Une Cena récemment renforcée par la réforme de 2024

Le paradoxe n’échappe à personne : la loi n°2024-13, dont on demande aujourd’hui l’abrogation partielle, avait précisément consolidé les attributions de la Cena. Votée dans la nuit du 5 au 6 mars 2024 par 79 voix pour, 28 contre et une abstention, elle avait notamment allongé les délais accordés à la Commission pour le traitement des dossiers de candidature aux élections législatives et communales, tout en consacrant sa personnalité juridique et son autonomie vis-à-vis des autres institutions de la République. Ce texte s’inscrivait lui-même dans un contexte tendu, puisqu’il avait été adopté cinq jours après l’échec d’une tentative de révision constitutionnelle, en réponse à une injonction de la Cour constitutionnelle relative à l’égalité de traitement en matière de parrainage. Que l’Assemblée s’apprête, à peine deux ans plus tard, à revenir sur ce même dispositif, illustre la rapidité avec laquelle l’architecture électorale béninoise continue d’évoluer.

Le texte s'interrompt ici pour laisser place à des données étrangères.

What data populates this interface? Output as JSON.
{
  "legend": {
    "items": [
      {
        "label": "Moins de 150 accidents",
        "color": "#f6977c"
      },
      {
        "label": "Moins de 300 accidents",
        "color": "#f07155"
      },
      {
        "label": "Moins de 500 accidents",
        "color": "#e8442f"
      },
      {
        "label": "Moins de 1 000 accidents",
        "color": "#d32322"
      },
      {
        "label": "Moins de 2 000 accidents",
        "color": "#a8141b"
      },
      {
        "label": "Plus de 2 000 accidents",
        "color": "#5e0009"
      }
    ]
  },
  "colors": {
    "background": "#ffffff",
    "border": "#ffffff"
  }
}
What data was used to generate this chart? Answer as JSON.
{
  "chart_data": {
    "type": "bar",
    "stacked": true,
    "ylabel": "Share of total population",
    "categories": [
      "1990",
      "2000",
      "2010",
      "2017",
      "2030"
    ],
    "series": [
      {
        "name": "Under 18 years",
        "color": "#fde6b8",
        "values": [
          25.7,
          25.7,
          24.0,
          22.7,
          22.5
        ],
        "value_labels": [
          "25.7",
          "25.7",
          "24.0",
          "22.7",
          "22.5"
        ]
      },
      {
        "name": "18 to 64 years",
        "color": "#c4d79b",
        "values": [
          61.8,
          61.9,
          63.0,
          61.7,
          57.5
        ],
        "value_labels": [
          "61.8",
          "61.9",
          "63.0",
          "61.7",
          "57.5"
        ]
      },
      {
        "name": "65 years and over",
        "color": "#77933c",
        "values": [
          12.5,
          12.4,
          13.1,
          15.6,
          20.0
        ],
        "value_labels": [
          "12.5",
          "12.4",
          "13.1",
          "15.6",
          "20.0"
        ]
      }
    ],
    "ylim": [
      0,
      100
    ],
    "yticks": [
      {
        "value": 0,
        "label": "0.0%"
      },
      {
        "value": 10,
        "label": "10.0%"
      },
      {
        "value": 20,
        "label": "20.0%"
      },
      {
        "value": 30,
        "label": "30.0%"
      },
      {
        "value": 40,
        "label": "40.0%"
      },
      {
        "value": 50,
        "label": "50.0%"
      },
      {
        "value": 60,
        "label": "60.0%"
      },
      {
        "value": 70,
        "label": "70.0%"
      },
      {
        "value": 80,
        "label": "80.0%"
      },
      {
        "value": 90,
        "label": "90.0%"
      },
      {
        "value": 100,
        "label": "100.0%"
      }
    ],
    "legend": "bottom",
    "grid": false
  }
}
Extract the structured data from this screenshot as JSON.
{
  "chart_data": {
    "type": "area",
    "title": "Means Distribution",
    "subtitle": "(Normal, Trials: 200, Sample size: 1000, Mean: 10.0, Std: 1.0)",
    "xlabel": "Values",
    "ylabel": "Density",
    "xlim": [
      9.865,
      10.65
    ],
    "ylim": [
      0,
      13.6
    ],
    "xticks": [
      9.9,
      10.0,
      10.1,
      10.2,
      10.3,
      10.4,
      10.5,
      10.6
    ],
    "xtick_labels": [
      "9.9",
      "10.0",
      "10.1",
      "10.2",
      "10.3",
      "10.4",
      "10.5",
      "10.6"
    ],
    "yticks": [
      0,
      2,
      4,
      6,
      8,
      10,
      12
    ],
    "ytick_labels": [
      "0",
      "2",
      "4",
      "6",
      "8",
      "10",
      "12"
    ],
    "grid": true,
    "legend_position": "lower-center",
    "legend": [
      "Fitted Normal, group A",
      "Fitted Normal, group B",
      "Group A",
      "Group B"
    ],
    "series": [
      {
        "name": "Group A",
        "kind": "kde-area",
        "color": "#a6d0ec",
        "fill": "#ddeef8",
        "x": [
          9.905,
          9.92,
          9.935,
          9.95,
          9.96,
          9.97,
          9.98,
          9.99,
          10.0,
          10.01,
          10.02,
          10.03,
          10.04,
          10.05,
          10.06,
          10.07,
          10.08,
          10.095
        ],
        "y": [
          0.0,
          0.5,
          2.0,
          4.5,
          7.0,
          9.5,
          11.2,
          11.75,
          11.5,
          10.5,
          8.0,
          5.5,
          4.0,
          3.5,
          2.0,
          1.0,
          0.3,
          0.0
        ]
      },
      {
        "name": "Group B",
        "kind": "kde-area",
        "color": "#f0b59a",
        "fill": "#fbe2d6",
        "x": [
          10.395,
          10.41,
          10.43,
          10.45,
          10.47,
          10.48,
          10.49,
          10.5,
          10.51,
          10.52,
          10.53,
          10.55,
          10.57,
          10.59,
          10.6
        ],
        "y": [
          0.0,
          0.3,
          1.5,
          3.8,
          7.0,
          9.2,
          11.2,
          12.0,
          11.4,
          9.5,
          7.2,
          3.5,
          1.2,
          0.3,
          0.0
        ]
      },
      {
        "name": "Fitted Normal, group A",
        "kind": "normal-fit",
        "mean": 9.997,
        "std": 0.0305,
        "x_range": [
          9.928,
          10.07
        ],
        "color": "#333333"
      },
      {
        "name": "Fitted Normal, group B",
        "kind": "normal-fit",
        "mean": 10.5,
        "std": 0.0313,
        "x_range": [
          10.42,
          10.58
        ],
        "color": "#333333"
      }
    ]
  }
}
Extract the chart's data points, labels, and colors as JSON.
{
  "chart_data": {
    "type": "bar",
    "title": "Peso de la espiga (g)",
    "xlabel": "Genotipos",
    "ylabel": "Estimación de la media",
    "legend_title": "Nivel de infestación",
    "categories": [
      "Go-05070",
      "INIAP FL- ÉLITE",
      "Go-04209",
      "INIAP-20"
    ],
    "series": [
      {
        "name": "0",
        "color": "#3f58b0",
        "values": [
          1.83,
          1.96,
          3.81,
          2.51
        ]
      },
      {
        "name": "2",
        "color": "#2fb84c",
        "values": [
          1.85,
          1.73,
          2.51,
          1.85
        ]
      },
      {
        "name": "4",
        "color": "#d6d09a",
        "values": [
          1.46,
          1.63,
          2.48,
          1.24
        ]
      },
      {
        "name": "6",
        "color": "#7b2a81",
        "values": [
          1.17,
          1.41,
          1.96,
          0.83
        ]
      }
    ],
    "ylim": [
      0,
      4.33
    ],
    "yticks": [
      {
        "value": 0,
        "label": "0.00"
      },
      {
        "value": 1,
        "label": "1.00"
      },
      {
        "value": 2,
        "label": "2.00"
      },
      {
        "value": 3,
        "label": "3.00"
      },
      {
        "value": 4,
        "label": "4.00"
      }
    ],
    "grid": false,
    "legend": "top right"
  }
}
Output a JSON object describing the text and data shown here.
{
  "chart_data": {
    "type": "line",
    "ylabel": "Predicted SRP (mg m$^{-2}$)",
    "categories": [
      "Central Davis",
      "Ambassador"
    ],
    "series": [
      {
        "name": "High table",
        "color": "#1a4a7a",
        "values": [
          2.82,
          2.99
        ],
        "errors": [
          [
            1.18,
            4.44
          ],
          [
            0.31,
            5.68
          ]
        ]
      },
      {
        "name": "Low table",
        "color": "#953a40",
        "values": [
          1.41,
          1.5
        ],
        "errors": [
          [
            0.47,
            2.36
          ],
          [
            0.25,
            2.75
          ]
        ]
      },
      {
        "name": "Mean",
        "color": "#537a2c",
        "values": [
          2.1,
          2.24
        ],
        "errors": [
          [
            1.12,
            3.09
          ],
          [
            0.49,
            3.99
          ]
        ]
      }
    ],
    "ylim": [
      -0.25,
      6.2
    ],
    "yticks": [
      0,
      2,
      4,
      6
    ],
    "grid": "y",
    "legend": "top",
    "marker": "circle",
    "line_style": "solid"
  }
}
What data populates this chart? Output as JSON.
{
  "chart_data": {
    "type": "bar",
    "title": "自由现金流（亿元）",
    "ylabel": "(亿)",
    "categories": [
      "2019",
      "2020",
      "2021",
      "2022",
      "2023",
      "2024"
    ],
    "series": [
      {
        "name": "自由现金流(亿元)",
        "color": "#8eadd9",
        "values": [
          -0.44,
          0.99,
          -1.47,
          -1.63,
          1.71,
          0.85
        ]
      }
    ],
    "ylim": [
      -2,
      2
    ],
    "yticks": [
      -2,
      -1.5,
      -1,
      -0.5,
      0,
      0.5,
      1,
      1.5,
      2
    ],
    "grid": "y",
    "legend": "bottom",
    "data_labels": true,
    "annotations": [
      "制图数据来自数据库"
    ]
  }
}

Trois issues possibles, un même enjeu de fond

Les débats de vendredi pourraient déboucher sur trois scénarios. Le maintien pur et simple de la Cena sous sa forme actuelle, envisageable si les députés jugent prématuré de démanteler une structure qui a fait ses preuves lors du cycle électoral 2026. Sa suppression, qui imposerait de désigner l’entité appelée à reprendre ses missions à l’horizon 2033 — la Cena étant, faut-il le rappeler, chargée de la gestion opérationnelle des scrutins depuis près de trente ans. Ou encore sa réforme, par exemple sous la forme d’une mise en veille de l’institution entre les cycles électoraux, formule qui permettrait de concilier continuité institutionnelle et économie de ressources publiques.

Quelle que soit l’option retenue, la décision engagera durablement l’architecture électorale du pays. Elle dira aussi si le legislateur béninois entend désormais penser ses institutions électorales à l’aune du nouveau tempo, désormais septennal, de la vie politique nationale.